Onun öncesinde sadece gözlerine bakmıştı ve bu bakış damarlarındaki kanın daha hızlı akmasına sebep olmuştu. Daha sonrasında ise ellerini tutmuştu.
Bakmak bir heyecan, dokunmak daha tanrısal bir heyecandı…
Zamanı gelen ölü bir volkanın fokur fokur kaynadığı gibi, ateş basmıştı her yanını.
Bilseydi içindeki bu bakmakla ve dokunmakla tetiklenen ilahi duyguları, daha önce bakmaz mıydı hiç?
Bir daha bırakmamacasına tutmaz mıydı o elleri?
Tutardı…
Kendisiyle evlenmek isteyen ve kendisinden yirmi yaş daha büyük olan evli ve dört çocuklu Mahmut ağabeyinin, kendi ellerinin iki misli büyüklüğündeki kirli, kıllı ve dokunduğunda tiksinti duyduğu, koşarak evlerinin toprak damında iki ayağını karnına çekip ağlamasına sebep olduğu ellerini tutmaktansa, Şeyhmus’un ellerini tutardı…
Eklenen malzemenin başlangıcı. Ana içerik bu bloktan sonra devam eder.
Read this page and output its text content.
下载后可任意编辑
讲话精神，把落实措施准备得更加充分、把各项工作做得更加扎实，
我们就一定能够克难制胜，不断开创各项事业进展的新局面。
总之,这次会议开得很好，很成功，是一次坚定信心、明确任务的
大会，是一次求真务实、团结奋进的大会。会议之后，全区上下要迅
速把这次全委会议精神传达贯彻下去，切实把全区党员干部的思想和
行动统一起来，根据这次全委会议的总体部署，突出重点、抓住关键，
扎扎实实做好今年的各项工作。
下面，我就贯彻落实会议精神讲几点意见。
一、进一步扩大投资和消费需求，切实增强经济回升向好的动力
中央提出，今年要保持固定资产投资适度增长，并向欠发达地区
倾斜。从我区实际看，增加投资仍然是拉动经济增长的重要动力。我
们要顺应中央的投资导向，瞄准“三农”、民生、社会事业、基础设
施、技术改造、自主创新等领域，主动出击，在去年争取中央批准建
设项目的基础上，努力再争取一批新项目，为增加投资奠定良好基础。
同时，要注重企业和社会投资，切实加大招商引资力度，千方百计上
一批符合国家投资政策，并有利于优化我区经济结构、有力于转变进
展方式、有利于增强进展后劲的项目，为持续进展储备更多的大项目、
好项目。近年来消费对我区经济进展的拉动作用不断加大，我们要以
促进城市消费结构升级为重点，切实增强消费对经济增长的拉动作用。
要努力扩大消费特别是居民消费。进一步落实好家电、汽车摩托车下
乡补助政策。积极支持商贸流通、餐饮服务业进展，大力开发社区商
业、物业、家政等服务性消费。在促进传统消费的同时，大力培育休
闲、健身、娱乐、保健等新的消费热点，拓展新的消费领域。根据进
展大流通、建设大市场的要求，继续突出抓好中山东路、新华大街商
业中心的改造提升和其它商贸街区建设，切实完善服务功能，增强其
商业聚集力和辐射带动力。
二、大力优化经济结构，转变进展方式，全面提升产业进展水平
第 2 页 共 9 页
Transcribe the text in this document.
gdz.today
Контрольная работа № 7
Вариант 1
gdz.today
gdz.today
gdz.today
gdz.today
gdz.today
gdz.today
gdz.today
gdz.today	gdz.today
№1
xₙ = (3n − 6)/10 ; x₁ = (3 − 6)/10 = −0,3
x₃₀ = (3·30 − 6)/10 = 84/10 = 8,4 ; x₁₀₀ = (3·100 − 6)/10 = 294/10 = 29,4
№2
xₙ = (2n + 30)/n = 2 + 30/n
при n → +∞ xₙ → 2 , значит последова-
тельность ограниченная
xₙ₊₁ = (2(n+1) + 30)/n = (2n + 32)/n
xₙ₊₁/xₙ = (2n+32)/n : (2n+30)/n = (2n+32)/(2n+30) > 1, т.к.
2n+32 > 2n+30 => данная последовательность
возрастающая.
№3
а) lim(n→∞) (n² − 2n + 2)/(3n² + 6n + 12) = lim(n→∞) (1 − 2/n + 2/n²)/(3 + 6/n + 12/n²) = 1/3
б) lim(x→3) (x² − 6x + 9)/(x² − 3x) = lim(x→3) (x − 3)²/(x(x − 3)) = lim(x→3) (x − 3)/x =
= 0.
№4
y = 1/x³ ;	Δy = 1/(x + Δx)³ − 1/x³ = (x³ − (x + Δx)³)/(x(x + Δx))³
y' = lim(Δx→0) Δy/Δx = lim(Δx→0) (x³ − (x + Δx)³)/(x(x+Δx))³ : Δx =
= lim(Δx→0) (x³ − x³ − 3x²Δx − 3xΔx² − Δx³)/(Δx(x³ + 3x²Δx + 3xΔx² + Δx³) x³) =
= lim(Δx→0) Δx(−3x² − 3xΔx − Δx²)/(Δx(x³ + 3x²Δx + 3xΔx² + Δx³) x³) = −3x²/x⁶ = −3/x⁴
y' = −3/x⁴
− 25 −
Neden babası evet demişti Mahmut ağabeye sanki?
Neden kimse O’na fikrini sormamıştı?
Bir kaç büyükbaş hayvan ve bir karış toprak Ondan daha mı değerliydi?
Şeyhmus’ta kendi amcasının kızıyla nişanlıydı, ama hiç istemediydi amcasının kızını. O da Besna’ya kaptırmıştı gönlünü…
Sahi, durum ortaya çıktığından beri hiç ortalıklarda görünmüyordu Şeyhmus, çok korkmuştu: ‘’bize kıyacaklar Besna!’’ Demişti.
Besna: ‘’kaçalım buradan’’ dese de, Şeyhmus dut yemiş bülbüle dönmüştü. Vuracaklar, bize kıyacaklar diyordu da başka bir şey demiyordu…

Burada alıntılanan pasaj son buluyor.